In manual_resolve.py, add the argument after parser.add_argument("--runners-up", dest="runners_up", default=None):

    parser.add_argument("--upc", default=None,
                         help="Amazon UPC/GTIN, if visible in the product's "
                              "'Product information' section -- enables an "
                              "exact-match fast path in Chewy enrichment")
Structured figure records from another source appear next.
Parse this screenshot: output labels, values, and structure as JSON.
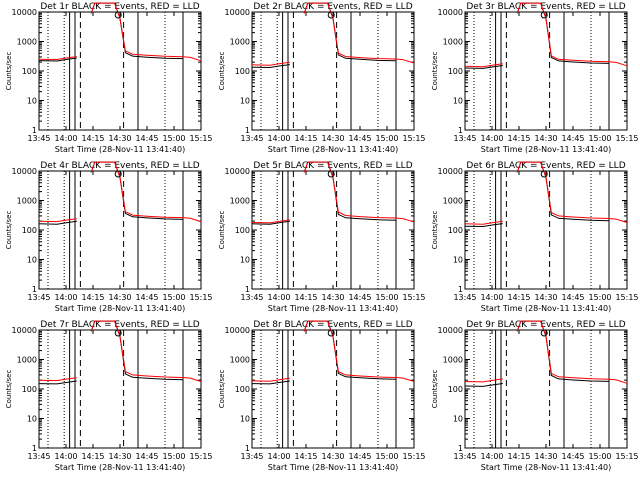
{
  "chart_data": {
    "type": "line",
    "layout_grid": "3x3",
    "xaxis": {
      "ticks": [
        "13:45",
        "14:00",
        "14:15",
        "14:30",
        "14:45",
        "15:00",
        "15:15"
      ],
      "tick_minutes": [
        0,
        15,
        30,
        45,
        60,
        75,
        90
      ],
      "xlim_minutes": [
        0,
        90
      ],
      "xlabel": "Start Time (28-Nov-11 13:41:40)"
    },
    "yaxis": {
      "scale": "log",
      "ylim": [
        1,
        10000
      ],
      "ticks": [
        "1",
        "10",
        "100",
        "1000",
        "10000"
      ],
      "ylabel": "Counts/sec"
    },
    "legend_text": "BLACK = Events, RED = LLD",
    "colors": {
      "events": "#000000",
      "lld": "#ff0000",
      "axes": "#000000"
    },
    "markers": {
      "dotted_minutes": [
        5,
        14,
        70
      ],
      "solid_minutes": [
        17,
        20,
        55,
        80
      ],
      "dashed_minutes": [
        23,
        47
      ],
      "data_gap_minutes": [
        21,
        29
      ]
    },
    "panels": [
      {
        "title": "Det 1r",
        "events_mid": 250,
        "lld_mid": 280,
        "events_post": 320,
        "lld_post": 370
      },
      {
        "title": "Det 2r",
        "events_mid": 150,
        "lld_mid": 180,
        "events_post": 270,
        "lld_post": 310
      },
      {
        "title": "Det 3r",
        "events_mid": 140,
        "lld_mid": 160,
        "events_post": 220,
        "lld_post": 250
      },
      {
        "title": "Det 4r",
        "events_mid": 180,
        "lld_mid": 220,
        "events_post": 280,
        "lld_post": 320
      },
      {
        "title": "Det 5r",
        "events_mid": 180,
        "lld_mid": 200,
        "events_post": 260,
        "lld_post": 310
      },
      {
        "title": "Det 6r",
        "events_mid": 150,
        "lld_mid": 180,
        "events_post": 250,
        "lld_post": 300
      },
      {
        "title": "Det 7r",
        "events_mid": 170,
        "lld_mid": 220,
        "events_post": 250,
        "lld_post": 300
      },
      {
        "title": "Det 8r",
        "events_mid": 170,
        "lld_mid": 210,
        "events_post": 260,
        "lld_post": 300
      },
      {
        "title": "Det 9r",
        "events_mid": 140,
        "lld_mid": 200,
        "events_post": 220,
        "lld_post": 260
      }
    ]
  }
}
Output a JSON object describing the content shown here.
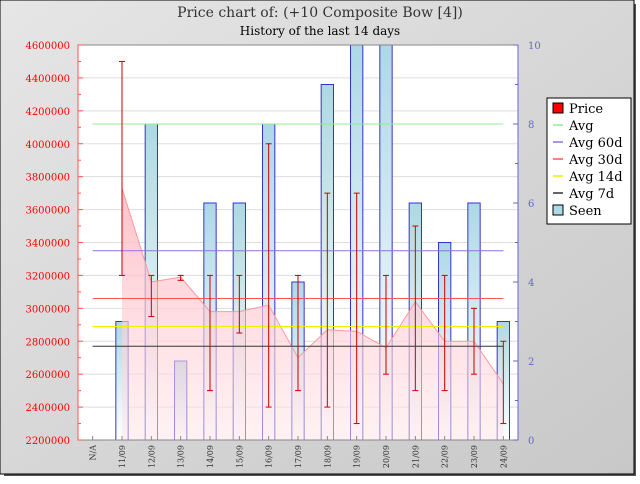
{
  "chart_data": {
    "type": "bar",
    "title": "Price chart of: (+10 Composite Bow [4])",
    "subtitle": "History of the last 14 days",
    "categories": [
      "N/A",
      "11/09",
      "12/09",
      "13/09",
      "14/09",
      "15/09",
      "16/09",
      "17/09",
      "18/09",
      "19/09",
      "20/09",
      "21/09",
      "22/09",
      "23/09",
      "24/09"
    ],
    "y_left": {
      "min": 2200000,
      "max": 4600000,
      "step": 200000,
      "tick_labels": [
        "2200000",
        "2400000",
        "2600000",
        "2800000",
        "3000000",
        "3200000",
        "3400000",
        "3600000",
        "3800000",
        "4000000",
        "4200000",
        "4400000",
        "4600000"
      ]
    },
    "y_right": {
      "min": 0,
      "max": 10,
      "step": 2,
      "tick_labels": [
        "0",
        "2",
        "4",
        "6",
        "8",
        "10"
      ]
    },
    "series": [
      {
        "name": "Price",
        "kind": "area-range",
        "avg": [
          null,
          3730000,
          3160000,
          3190000,
          2980000,
          2980000,
          3020000,
          2700000,
          2870000,
          2860000,
          2760000,
          3040000,
          2800000,
          2800000,
          2540000
        ],
        "high": [
          null,
          4500000,
          3200000,
          3200000,
          3200000,
          3200000,
          4000000,
          3200000,
          3700000,
          3700000,
          3200000,
          3500000,
          3200000,
          3000000,
          2800000
        ],
        "low": [
          null,
          3200000,
          2950000,
          3170000,
          2500000,
          2850000,
          2400000,
          2500000,
          2400000,
          2300000,
          2600000,
          2500000,
          2500000,
          2600000,
          2300000
        ],
        "color": "#ff0000"
      },
      {
        "name": "Avg",
        "kind": "hline",
        "value": 4120000,
        "color": "#90ee90"
      },
      {
        "name": "Avg 60d",
        "kind": "hline",
        "value": 3350000,
        "color": "#9370db"
      },
      {
        "name": "Avg 30d",
        "kind": "hline",
        "value": 3060000,
        "color": "#ff5555"
      },
      {
        "name": "Avg 14d",
        "kind": "hline",
        "value": 2890000,
        "color": "#eeee00"
      },
      {
        "name": "Avg 7d",
        "kind": "hline",
        "value": 2770000,
        "color": "#333333"
      },
      {
        "name": "Seen",
        "kind": "bar",
        "axis": "right",
        "values": [
          null,
          3,
          8,
          2,
          6,
          6,
          8,
          4,
          9,
          10,
          10,
          6,
          5,
          6,
          3
        ],
        "color": "#add8e6"
      }
    ],
    "legend_position": "right",
    "grid": true
  }
}
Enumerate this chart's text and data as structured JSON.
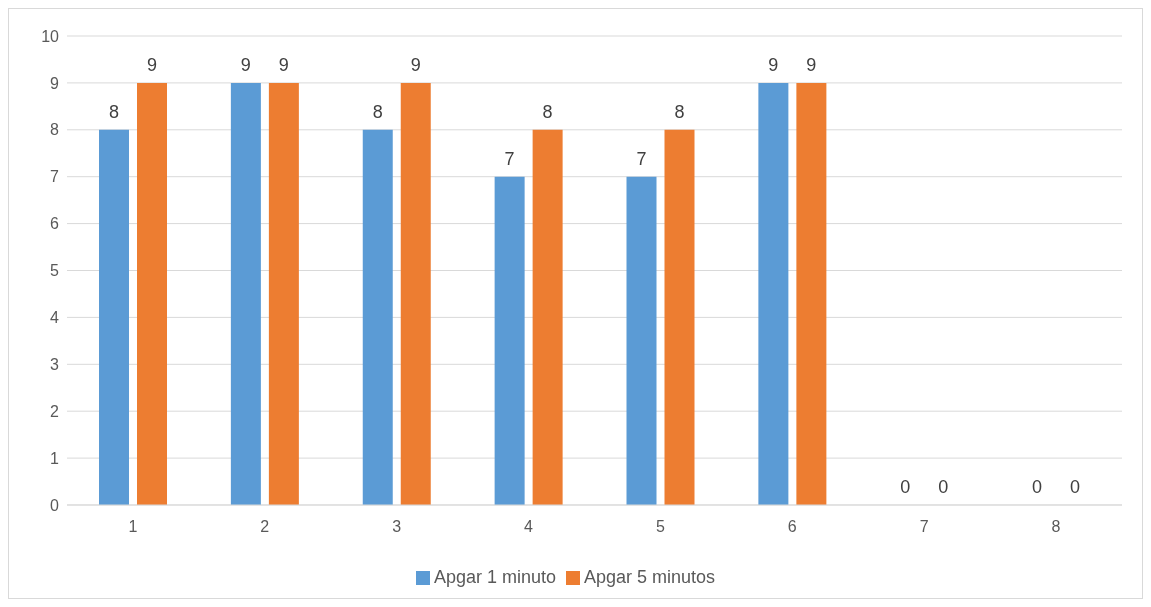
{
  "chart_data": {
    "type": "bar",
    "categories": [
      "1",
      "2",
      "3",
      "4",
      "5",
      "6",
      "7",
      "8"
    ],
    "series": [
      {
        "name": "Apgar 1 minuto",
        "color": "#5b9bd5",
        "values": [
          8,
          9,
          8,
          7,
          7,
          9,
          0,
          0
        ]
      },
      {
        "name": "Apgar 5 minutos",
        "color": "#ed7d31",
        "values": [
          9,
          9,
          9,
          8,
          8,
          9,
          0,
          0
        ]
      }
    ],
    "ylim": [
      0,
      10
    ],
    "yticks": [
      0,
      1,
      2,
      3,
      4,
      5,
      6,
      7,
      8,
      9,
      10
    ],
    "grid": "y",
    "legend": "bottom",
    "data_labels": true
  }
}
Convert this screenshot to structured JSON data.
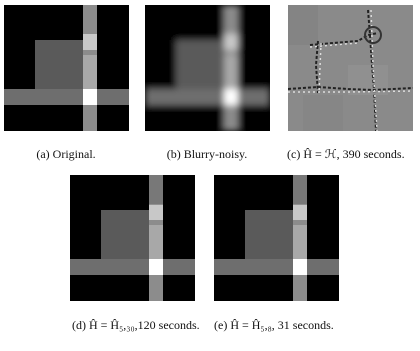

Then in the resolved dict construction, after the existing runners_up block:

    resolved = {
        "name": args.name, "asin": args.asin, "image": args.image,
        "price": args.price, "stars": args.stars,
    }
    if args.runners_up:
        resolved["runners_up"] = args.runners_up
    if args.upc:
        resolved["upc"] = args.upc

Run: cd HappyPet && ./.venv/Scripts/python.exe -m pytest test_pipeline.py -k TestManualResolve -v Expected: PASS (all TestManualResolve tests)

Run: cd HappyPet && ./.venv/Scripts/python.exe -m pytest test_pipeline.py -q Expected: same pass/skip count as the pre-plan baseline (63 passed, 1 skipped, 2 pre-existing Windows-encoding failures — see HANDOFF.md) plus the new tests added in Tasks 1-5, all passing. No new failures.

Add --upc to the example invocation in the docstring at the top of manual_resolve.py (currently ends with --runners-up "Litter-Robot 4; PetSafe ScoopFree"):

      --runners-up "Litter-Robot 4; PetSafe ScoopFree" \
      --upc 810189030893
git add manual_resolve.py test_pipeline.py
git commit -m "feat(manual-resolve): add optional --upc flag for exact Chewy GTIN matching"

Explicitly out of scope (do not do these as part of this plan)

Self-Review

Spec coverage: UPC capture in manual_resolve.py (Task 5), GTIN-based exact matching bypassing brand/coverage gates (Task 3), the two supporting pure helpers (Tasks 1-2), and end-to-end wiring through refill_products.py (Task 4) — all covered. Backward compatibility (no upc argument anywhere) is explicitly tested in Tasks 3-5 rather than assumed.

Placeholder scan: No TBD/TODO markers; every step has complete, runnable code and exact commands.

Type consistency: find_best_match return signature change (2-tuple → 3-tuple) is confined to chewy_lookup.py and is only ever unpacked in one place (lookup(), updated in the same task) — confirmed via grep that no test or other module calls find_best_match directly. chewy_enrich(name, upc=None) and apply_resolution’s call to it (chewy_enrich(resolved["name"], resolved.get("upc"))) match signatures across Tasks 3-4.